El acto volvió a poner sobre la mesa dos demandas históricas en la ciudad: la construcción —o al menos el impulso real— de la Torre del Orejón, un símbolo patrimonial que, según recuerdan desde la organización, ha formado parte de los programas políticos durante décadas sin llegar a materializarse, y la necesidad de contar con un espacio digno y accesible para el Archivo Municipal.
Durante su intervención, representantes de El Cerezo destacaron la importancia de mantener viva la memoria colectiva y trasladarla a las nuevas generaciones. En este sentido, compartieron una anécdota vivida recientemente en su centro, donde un joven reconocía no conocer la historia del Orejón, despertando así una reflexión sobre la necesidad de cuidar y transmitir el patrimonio cultural.
“La memoria de un pueblo no se transmite sola. Hay que explicarla, cuidarla y acercarla a los más jóvenes”, señalaron, subrayando que el interés de las nuevas generaciones por la historia local es clave para fortalecer el arraigo y el sentimiento de pertenencia.
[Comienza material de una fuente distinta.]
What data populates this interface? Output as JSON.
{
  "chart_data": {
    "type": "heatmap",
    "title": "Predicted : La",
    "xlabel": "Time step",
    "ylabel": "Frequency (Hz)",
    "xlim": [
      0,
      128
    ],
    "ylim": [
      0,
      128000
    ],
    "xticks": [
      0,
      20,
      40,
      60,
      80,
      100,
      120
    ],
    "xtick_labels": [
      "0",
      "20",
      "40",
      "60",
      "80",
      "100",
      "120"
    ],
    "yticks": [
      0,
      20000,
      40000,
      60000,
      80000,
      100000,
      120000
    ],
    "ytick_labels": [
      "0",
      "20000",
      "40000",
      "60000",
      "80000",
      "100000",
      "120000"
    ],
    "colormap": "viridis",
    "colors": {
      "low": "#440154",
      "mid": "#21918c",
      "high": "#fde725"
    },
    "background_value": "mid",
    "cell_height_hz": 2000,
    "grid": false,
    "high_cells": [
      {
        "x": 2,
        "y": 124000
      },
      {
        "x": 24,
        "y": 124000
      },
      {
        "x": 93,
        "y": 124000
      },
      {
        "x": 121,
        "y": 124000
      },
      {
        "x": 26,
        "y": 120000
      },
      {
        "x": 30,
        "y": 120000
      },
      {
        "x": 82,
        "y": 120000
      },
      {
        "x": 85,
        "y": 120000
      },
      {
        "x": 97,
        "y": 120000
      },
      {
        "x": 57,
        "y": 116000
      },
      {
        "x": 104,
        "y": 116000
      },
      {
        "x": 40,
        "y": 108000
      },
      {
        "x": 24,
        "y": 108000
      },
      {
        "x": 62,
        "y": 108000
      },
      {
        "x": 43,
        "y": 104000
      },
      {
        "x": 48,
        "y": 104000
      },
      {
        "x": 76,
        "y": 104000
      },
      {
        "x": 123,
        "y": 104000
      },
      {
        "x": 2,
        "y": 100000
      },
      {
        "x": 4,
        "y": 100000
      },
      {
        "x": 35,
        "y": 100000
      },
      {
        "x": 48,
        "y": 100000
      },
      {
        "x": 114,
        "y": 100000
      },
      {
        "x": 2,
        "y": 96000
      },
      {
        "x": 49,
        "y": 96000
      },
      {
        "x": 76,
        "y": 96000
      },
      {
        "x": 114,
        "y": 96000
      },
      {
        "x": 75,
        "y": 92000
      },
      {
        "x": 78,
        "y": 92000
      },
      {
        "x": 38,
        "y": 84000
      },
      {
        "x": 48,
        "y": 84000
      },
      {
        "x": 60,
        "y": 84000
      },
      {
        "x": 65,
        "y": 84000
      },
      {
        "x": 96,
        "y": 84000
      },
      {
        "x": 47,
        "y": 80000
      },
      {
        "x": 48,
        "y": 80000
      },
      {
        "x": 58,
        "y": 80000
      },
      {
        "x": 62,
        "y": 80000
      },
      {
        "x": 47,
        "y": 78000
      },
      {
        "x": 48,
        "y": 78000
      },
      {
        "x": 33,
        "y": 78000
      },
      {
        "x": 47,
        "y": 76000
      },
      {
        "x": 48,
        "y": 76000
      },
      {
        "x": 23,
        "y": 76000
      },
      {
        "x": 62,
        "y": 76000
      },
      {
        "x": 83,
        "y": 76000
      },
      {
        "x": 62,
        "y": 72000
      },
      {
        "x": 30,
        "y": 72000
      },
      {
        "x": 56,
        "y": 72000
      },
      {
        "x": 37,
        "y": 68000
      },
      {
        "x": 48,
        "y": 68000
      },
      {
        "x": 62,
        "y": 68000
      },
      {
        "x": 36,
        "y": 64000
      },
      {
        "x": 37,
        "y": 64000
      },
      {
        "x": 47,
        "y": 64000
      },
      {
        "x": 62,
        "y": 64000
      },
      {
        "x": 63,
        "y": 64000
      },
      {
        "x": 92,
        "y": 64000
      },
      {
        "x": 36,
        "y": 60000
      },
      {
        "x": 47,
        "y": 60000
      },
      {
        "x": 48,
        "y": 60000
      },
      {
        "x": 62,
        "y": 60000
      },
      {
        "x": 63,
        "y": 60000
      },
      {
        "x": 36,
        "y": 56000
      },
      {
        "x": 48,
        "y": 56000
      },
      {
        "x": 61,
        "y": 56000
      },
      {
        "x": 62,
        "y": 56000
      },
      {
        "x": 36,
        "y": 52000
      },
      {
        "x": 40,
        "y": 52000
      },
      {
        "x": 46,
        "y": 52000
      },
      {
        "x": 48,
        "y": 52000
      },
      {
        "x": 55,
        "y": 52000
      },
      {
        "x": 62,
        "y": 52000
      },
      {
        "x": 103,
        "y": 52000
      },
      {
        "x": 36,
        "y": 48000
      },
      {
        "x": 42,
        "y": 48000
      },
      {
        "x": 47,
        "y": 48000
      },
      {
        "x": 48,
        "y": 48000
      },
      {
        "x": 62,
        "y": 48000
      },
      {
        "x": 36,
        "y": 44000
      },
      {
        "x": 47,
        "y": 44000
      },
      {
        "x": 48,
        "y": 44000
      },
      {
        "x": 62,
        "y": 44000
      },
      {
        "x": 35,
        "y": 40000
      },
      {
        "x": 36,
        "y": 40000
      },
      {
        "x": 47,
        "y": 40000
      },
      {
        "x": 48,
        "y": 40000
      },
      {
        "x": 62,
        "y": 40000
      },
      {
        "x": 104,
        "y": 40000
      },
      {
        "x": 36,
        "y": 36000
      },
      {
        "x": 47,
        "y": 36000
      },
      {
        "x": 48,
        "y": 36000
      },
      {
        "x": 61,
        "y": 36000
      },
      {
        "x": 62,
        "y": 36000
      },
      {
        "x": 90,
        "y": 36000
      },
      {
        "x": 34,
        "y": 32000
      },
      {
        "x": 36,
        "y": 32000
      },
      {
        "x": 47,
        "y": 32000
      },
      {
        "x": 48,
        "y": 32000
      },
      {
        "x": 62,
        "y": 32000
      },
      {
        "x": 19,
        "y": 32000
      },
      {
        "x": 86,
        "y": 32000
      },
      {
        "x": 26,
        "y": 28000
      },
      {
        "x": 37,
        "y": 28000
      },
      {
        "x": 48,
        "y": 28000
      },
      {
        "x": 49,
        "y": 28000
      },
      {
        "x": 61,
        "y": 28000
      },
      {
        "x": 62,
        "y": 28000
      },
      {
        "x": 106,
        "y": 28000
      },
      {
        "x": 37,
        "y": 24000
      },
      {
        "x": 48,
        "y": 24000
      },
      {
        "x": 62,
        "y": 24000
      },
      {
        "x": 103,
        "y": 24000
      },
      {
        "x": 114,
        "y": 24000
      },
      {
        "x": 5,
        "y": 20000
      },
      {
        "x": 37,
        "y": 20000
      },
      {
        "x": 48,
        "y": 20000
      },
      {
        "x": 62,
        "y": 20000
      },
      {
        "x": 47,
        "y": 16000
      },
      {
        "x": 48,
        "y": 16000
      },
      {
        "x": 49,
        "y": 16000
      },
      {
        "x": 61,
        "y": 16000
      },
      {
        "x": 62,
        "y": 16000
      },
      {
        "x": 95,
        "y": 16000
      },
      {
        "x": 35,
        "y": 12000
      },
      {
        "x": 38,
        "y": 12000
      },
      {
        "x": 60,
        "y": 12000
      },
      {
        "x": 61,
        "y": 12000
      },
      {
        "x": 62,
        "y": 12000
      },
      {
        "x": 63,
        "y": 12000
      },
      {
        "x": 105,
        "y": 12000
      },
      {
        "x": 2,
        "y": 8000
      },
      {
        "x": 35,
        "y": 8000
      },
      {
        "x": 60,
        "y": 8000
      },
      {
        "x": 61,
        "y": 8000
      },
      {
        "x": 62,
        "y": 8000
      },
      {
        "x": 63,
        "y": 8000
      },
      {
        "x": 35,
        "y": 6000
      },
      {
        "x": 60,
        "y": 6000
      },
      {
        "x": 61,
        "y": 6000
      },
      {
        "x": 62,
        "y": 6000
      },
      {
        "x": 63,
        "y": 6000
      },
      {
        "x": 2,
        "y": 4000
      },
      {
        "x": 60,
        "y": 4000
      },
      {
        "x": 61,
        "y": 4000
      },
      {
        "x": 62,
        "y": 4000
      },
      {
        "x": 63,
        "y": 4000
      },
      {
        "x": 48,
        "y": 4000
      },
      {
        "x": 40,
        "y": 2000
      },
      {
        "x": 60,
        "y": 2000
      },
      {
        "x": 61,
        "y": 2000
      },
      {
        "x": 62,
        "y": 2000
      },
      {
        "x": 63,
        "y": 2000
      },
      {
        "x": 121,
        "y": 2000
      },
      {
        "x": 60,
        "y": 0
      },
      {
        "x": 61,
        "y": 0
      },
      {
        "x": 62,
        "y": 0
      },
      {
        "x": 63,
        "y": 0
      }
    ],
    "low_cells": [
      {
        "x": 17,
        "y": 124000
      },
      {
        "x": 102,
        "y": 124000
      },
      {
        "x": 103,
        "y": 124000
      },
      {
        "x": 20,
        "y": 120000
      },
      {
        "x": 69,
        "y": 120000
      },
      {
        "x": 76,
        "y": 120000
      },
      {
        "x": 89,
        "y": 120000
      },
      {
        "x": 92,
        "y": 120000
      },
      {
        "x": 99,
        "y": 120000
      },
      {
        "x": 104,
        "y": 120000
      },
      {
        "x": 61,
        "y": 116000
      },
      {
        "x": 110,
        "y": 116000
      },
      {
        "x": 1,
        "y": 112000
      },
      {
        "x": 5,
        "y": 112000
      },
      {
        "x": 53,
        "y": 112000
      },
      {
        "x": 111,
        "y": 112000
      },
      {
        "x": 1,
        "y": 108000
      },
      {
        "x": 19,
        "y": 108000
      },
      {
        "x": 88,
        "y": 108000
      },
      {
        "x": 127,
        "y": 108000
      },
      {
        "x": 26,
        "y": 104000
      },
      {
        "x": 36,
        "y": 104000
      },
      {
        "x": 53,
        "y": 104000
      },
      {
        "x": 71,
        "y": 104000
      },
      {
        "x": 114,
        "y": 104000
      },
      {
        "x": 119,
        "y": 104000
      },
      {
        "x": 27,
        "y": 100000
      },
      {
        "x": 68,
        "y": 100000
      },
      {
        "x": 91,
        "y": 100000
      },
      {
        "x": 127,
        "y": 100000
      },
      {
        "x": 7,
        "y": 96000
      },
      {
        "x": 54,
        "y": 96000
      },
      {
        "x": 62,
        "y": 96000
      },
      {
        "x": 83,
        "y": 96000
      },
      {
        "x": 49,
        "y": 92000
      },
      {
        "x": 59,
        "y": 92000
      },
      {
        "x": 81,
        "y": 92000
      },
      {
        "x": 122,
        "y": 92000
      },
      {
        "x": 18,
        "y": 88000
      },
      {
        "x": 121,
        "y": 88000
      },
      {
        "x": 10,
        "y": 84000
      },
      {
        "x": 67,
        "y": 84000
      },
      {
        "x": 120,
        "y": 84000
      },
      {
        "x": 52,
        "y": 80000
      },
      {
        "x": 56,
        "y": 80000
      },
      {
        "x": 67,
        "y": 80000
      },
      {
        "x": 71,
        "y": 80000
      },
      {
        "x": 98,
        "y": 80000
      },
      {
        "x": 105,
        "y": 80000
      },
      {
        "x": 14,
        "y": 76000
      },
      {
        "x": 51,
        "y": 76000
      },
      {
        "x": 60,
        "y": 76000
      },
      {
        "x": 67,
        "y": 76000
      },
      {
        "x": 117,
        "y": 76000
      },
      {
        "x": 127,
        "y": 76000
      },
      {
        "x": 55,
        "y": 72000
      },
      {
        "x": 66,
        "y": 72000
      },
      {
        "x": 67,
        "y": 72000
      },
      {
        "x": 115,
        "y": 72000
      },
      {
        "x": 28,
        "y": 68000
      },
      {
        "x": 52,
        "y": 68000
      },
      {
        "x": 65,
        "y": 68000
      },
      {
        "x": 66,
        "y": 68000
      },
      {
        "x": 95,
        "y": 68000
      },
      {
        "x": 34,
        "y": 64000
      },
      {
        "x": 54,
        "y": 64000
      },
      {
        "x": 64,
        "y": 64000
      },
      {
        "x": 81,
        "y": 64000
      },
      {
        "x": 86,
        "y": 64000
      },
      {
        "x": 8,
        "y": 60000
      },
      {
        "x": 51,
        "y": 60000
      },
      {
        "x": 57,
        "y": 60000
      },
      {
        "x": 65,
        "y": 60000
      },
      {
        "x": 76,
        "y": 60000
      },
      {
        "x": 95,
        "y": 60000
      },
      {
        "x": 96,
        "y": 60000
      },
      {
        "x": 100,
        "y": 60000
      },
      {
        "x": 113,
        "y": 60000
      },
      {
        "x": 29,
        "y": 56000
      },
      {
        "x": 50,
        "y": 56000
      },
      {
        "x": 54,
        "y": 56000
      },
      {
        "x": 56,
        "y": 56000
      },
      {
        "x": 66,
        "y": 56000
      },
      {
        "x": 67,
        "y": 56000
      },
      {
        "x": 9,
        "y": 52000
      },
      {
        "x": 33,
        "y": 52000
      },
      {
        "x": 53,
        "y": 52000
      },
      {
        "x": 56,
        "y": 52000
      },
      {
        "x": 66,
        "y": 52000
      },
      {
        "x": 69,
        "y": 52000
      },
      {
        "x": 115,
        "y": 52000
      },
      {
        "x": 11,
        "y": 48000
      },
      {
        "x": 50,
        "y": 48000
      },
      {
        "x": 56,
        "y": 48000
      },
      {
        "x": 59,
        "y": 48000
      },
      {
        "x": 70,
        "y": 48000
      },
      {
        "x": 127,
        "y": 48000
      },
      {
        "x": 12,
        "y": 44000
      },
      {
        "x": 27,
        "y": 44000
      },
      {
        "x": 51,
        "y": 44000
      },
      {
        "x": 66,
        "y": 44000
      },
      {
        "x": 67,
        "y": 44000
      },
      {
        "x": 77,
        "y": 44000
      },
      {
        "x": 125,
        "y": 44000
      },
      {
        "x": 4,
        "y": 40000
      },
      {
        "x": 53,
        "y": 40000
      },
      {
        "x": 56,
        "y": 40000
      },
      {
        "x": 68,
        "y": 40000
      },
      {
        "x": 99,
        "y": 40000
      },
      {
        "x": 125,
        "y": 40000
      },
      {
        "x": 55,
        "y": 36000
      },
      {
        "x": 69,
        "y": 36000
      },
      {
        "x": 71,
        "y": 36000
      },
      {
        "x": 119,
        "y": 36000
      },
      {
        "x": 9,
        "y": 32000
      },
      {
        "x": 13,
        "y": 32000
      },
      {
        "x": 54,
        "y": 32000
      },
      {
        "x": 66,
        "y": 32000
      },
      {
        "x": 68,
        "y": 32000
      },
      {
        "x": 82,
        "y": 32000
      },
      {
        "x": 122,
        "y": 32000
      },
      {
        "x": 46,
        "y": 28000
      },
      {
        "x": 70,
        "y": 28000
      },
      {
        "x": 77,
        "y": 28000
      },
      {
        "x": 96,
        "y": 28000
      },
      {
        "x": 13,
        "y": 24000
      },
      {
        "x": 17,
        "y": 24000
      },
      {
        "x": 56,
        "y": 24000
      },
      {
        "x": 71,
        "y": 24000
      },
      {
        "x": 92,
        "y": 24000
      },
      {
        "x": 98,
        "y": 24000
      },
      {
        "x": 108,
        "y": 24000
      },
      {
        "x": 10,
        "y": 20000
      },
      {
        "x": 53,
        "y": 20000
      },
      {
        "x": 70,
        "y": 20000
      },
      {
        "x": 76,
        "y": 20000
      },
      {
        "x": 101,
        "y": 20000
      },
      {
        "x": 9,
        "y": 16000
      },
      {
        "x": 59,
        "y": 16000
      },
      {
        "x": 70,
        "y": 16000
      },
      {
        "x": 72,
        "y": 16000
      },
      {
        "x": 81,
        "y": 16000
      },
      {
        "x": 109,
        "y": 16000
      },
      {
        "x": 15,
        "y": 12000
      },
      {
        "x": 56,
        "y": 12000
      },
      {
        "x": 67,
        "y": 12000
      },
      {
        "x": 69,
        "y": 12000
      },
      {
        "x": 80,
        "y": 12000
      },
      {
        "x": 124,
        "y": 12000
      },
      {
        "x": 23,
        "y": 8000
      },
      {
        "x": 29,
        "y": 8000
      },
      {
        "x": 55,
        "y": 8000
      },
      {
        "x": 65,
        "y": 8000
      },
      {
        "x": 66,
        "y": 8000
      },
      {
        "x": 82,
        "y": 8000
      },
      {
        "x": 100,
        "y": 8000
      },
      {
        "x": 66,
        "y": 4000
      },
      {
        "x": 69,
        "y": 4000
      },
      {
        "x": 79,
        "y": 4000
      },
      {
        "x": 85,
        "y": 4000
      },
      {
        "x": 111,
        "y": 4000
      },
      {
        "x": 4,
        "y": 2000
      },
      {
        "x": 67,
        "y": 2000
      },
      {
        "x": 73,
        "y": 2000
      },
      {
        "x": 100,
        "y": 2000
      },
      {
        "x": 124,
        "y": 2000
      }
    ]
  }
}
Desde la asociación también quisieron poner en valor el trabajo de El Salicornio y sumarse a sus reivindicaciones, defendiendo que proteger la identidad de Villena es fundamental para construir su futuro.
El Cerezo, que desarrolla su labor tanto con adolescentes en situación de vulnerabilidad como con personas adultas en procesos de mejora personal y laboral, destacó además el papel de las asociaciones como motor de cambio social en la ciudad. “Las asociaciones somos más fuertes cuando caminamos juntas”, afirmaron.
El encuentro concluyó con un nuevo llamamiento a la ciudadanía para continuar con esta movilización. La próxima cita será el jueves 28 de mayo a las 19:45 horas en la plaza Mayor, donde se seguirá reivindicando la construcción de la Torre del Orejón como símbolo histórico de Villena.